Jonathan Trott defends England approach at Headingley
England batsman Jonathan Trott defended some cautious tactics from the team in the second Test against New Zealand.
They did not enforce the follow-on and delayed declaring until the Kiwis required an improbable 468 to win.
New Zealand closed day four on 158-6 but with heavy rain expected on Tuesday the tourists may escape with a draw.
"I think we got it spot on," said Trott, who made 76. "We set out to get the total we wanted and achieved it in the time we wanted."
Trott shared 134 with Alastair Cook and completed his 16th Test half century.
"We're in a good position. Hopefully we'll get a couple of hours of play and do the business," he said of the prospects for Tuesday's final day.
A washout would deny England the chance to complete a 2-0 series sweep, but Trott insisted the hosts were right not to let the forecast influence their approach.
"When you are 1-0 up you can afford to let the game take its course," he added.
"You don't let the weather dictate how you play the game. When you are on top you want to stay on top and make it difficult for them batting last.
"To get six wickets is a good day of Test cricket. We need four wickets to win the series and win a Test match."
Trott was criticised by former England batsman Geoffrey Boycott for his negative approach on Sunday night when he scored only 11 runs off 69 balls.

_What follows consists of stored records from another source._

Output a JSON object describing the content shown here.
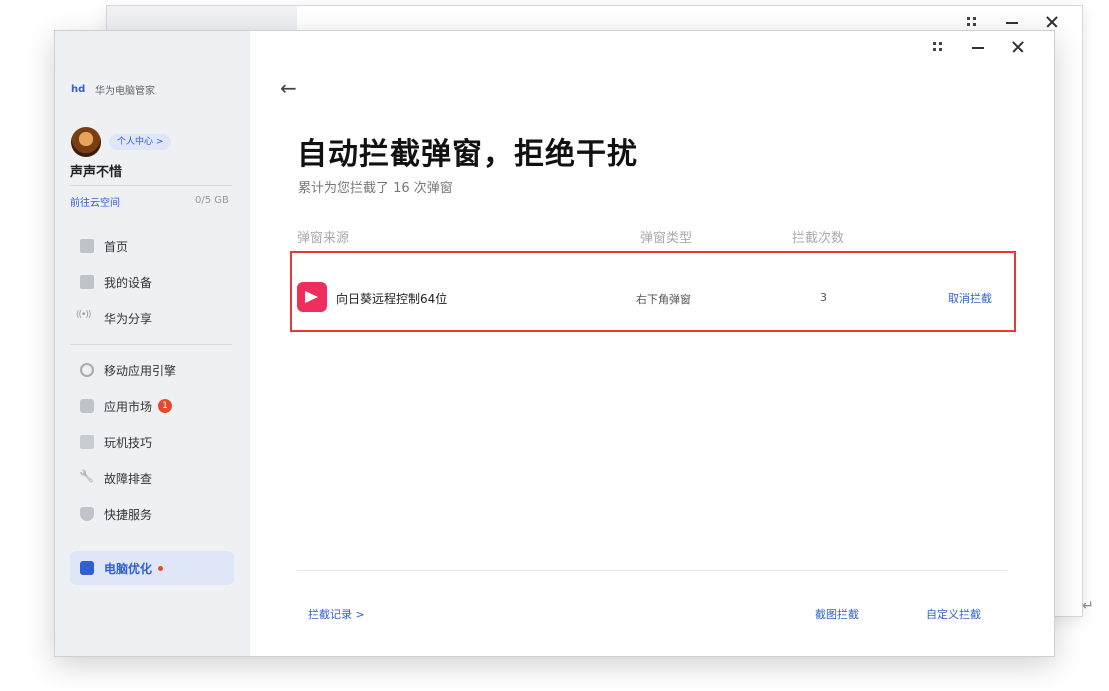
{
  "brand": {
    "name": "华为电脑管家",
    "logo_text": "hd"
  },
  "user": {
    "center_label": "个人中心 >",
    "name": "声声不惜"
  },
  "cloud": {
    "link_label": "前往云空间",
    "quota": "0/5 GB"
  },
  "sidebar": {
    "items": [
      {
        "label": "首页",
        "icon": "home-icon"
      },
      {
        "label": "我的设备",
        "icon": "device-icon"
      },
      {
        "label": "华为分享",
        "icon": "share-icon"
      },
      {
        "label": "移动应用引擎",
        "icon": "engine-icon"
      },
      {
        "label": "应用市场",
        "icon": "market-icon",
        "badge": "1"
      },
      {
        "label": "玩机技巧",
        "icon": "tips-icon"
      },
      {
        "label": "故障排查",
        "icon": "wrench-icon"
      },
      {
        "label": "快捷服务",
        "icon": "shield-icon"
      }
    ],
    "active_item": {
      "label": "电脑优化",
      "icon": "optimize-icon"
    }
  },
  "main": {
    "title": "自动拦截弹窗，拒绝干扰",
    "subtitle": "累计为您拦截了 16 次弹窗",
    "table": {
      "headers": [
        "弹窗来源",
        "弹窗类型",
        "拦截次数"
      ],
      "rows": [
        {
          "app": "向日葵远程控制64位",
          "type": "右下角弹窗",
          "count": "3",
          "action": "取消拦截"
        }
      ]
    },
    "footer": {
      "records_label": "拦截记录 >",
      "screenshot_block_label": "截图拦截",
      "custom_block_label": "自定义拦截"
    }
  },
  "colors": {
    "accent": "#2f5fd0",
    "highlight_border": "#e53935",
    "app_icon": "#ef2e5e"
  },
  "misc": {
    "return_mark": "↵"
  }
}
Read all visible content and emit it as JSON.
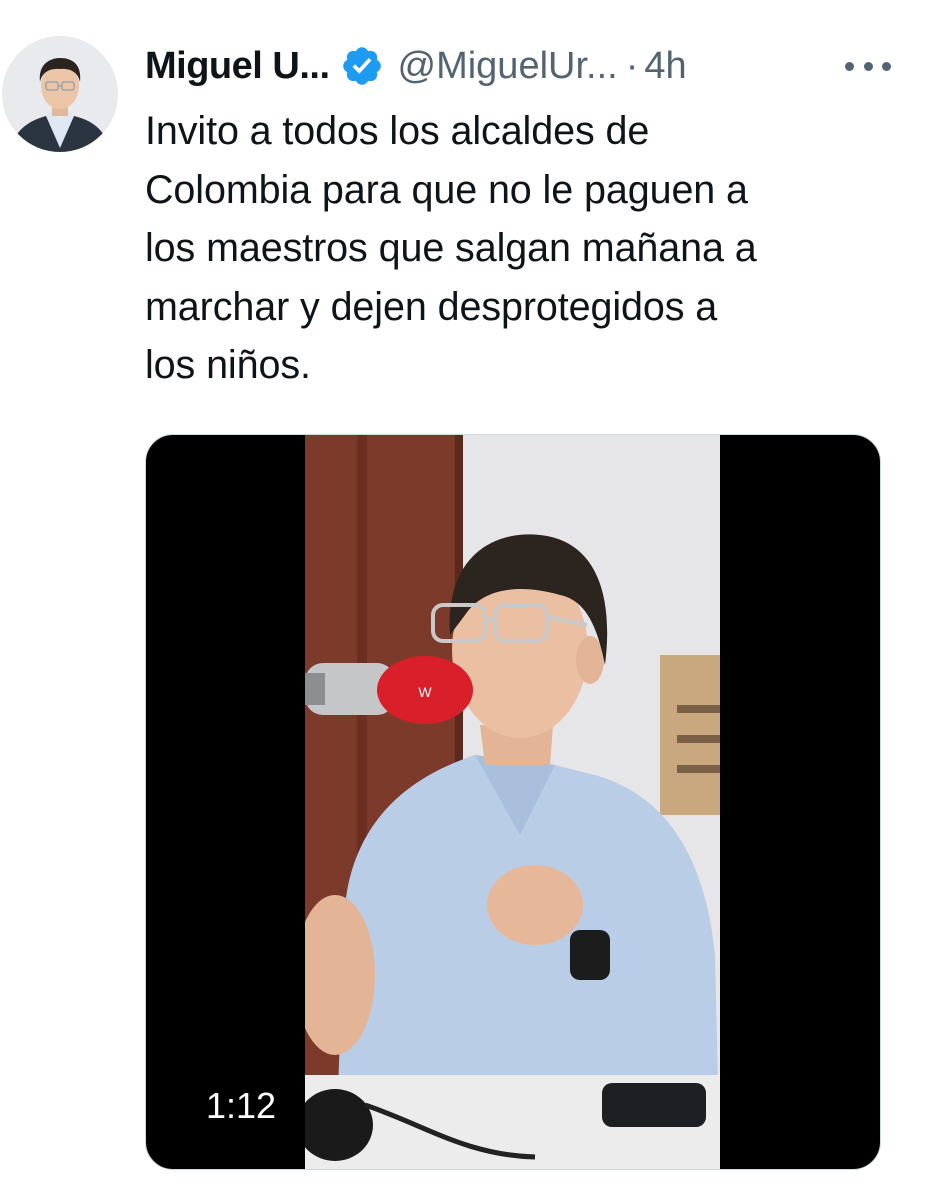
{
  "tweet": {
    "author_name": "Miguel U...",
    "handle": "@MiguelUr...",
    "separator": "·",
    "time": "4h",
    "verified": true,
    "text": "Invito a todos los alcaldes de Colombia para que no le paguen a los maestros que salgan mañana a marchar y dejen desprotegidos a los niños.",
    "text_lines": [
      "Invito a todos los alcaldes de",
      "Colombia para que no le paguen a",
      "los maestros que salgan mañana a",
      "marchar y dejen desprotegidos a",
      "los niños."
    ]
  },
  "media": {
    "type": "video",
    "duration": "1:12"
  },
  "icons": {
    "verified": "verified-badge-icon",
    "more": "more-options-icon"
  },
  "colors": {
    "verified_blue": "#1d9bf0",
    "text_primary": "#0f1419",
    "text_secondary": "#536471",
    "mic_red": "#d81f2a"
  }
}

Speaking on Test Match Special, Boycott suggested England's manner of play was motivated by a desire to give their batsmen a last Test innings before the Ashes series in July.
"When Trott says you can't play the game according to the weather, that's twaddle," said Boycott. "Look at the history of the game in England, we get more rain in the north.
"Most people would have put them in again, but I think they just wanted batting practice.
"They should win in a couple of hours tomorrow, though they could have won quicker if they'd been more ruthless."
New Zealand batsman Ross Taylor, whose 70 held up England's victory push on Monday evening, said the tourists were hopeful of being saved by the rain.
"England are in the box seat; we need a bit of help so we will have to wait and see when we pull back the curtains in the morning," he said.